ExRated.com, according to its website, offers “character reviews” that help singles make informed dating choices, much in the same way restaurant and movie reviews serve as information sources for consumers. Users can anonymously rate individuals from one to five stars while analyzing personality traits, habits and other characteristics. The site claims the threat of a poor review will motivate people to be more courteous and thoughtful in their dating life.
On the surface, it seems the product of our tabloid culture: Gossip is exchanged as jilted exes with vendettas spread malice about their former flames. Even the most salacious details are outed as the reviewer hides behind the veil of anonymity, leveling a character assault for which there is no defense. Other users may even review themselves, writing a glowing assessment from a fake ex to create a favorable first impression. And while ExRated may well prove a cesspool for spite and phoniness, it is doubtful all of its users have such an agenda.
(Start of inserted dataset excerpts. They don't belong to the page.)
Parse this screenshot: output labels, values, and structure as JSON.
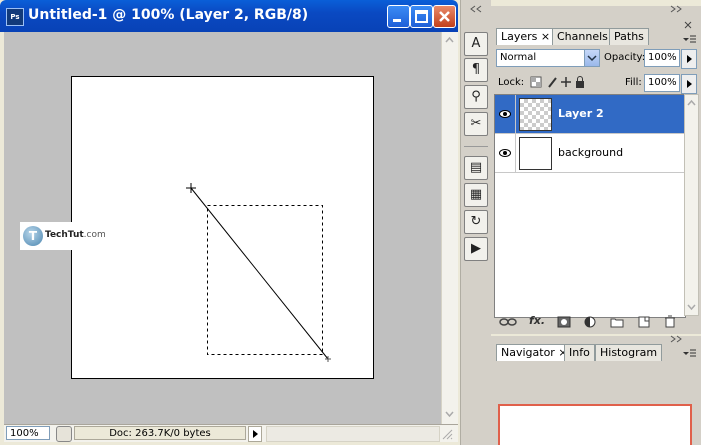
{
  "document": {
    "title": "Untitled-1 @ 100% (Layer 2, RGB/8)",
    "app_badge": "Ps",
    "zoom": "100%",
    "doc_info": "Doc: 263.7K/0 bytes"
  },
  "watermark": {
    "letter": "T",
    "brand": "TechTut",
    "suffix": ".com"
  },
  "tools": {
    "buttons": [
      "character-icon",
      "paragraph-icon",
      "clone-source-icon",
      "brush-settings-icon",
      "layer-comps-icon",
      "actions-icon",
      "history-icon",
      "animation-icon"
    ]
  },
  "layers_panel": {
    "tabs": [
      {
        "label": "Layers",
        "active": true,
        "close": "×"
      },
      {
        "label": "Channels",
        "active": false
      },
      {
        "label": "Paths",
        "active": false
      }
    ],
    "blend_mode": "Normal",
    "opacity_label": "Opacity:",
    "opacity_value": "100%",
    "lock_label": "Lock:",
    "fill_label": "Fill:",
    "fill_value": "100%",
    "layers": [
      {
        "name": "Layer 2",
        "selected": true,
        "visible": true
      },
      {
        "name": "background",
        "selected": false,
        "visible": true
      }
    ],
    "footer_icons": [
      "link-layers-icon",
      "fx-icon",
      "mask-icon",
      "adjustment-layer-icon",
      "group-icon",
      "new-layer-icon",
      "delete-layer-icon"
    ]
  },
  "navigator_panel": {
    "tabs": [
      {
        "label": "Navigator",
        "active": true,
        "close": "×"
      },
      {
        "label": "Info",
        "active": false
      },
      {
        "label": "Histogram",
        "active": false
      }
    ]
  },
  "colors": {
    "titlebar": "#0a56cf",
    "selection": "#316ac5",
    "canvas_bg": "#c0c0c0",
    "navigator_frame": "#e0604b"
  }
}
Even to those who are disgusted by the concept of labeling and rating people like products or commodities, the site offers a certain appeal to the curiosity. For those harboring a crush, a scouting report may sound like just the advantage they need to make the right move. But even this initial benefit will be a futile measure in the long run.
Knowing about someone is a lot different from knowing them, and no amount of background information can substitute for personal interaction. For those who do not take this into account, the wealth of information ExRated provides can sabotage a budding relationship. A “cheat sheet” on a date makes the user susceptible to preconceived notions, rather than the clean slate a new relationship deserves.
This information also gives the temptation to act differently, hoping to meet the qualifications supposedly desired by the date. Whether consciously or not, a change in behavior seems an almost inevitable result. People have a natural desire to please and be accepted by others, and if we believe certain traits are most desired, we have a tendency to exaggerate those traits.
While this need to be liked may be motivated by genuine affection, acting on it is not in the best interest of either party. Relationships are much more nuanced than a checklist of personality traits and shared interests, and trying to adapt to meet a perceived desire is only a setup for long-term failure.
Ultimately, no scouting report can replace human interaction. People need to be liked for who they are, not a false representation of themselves.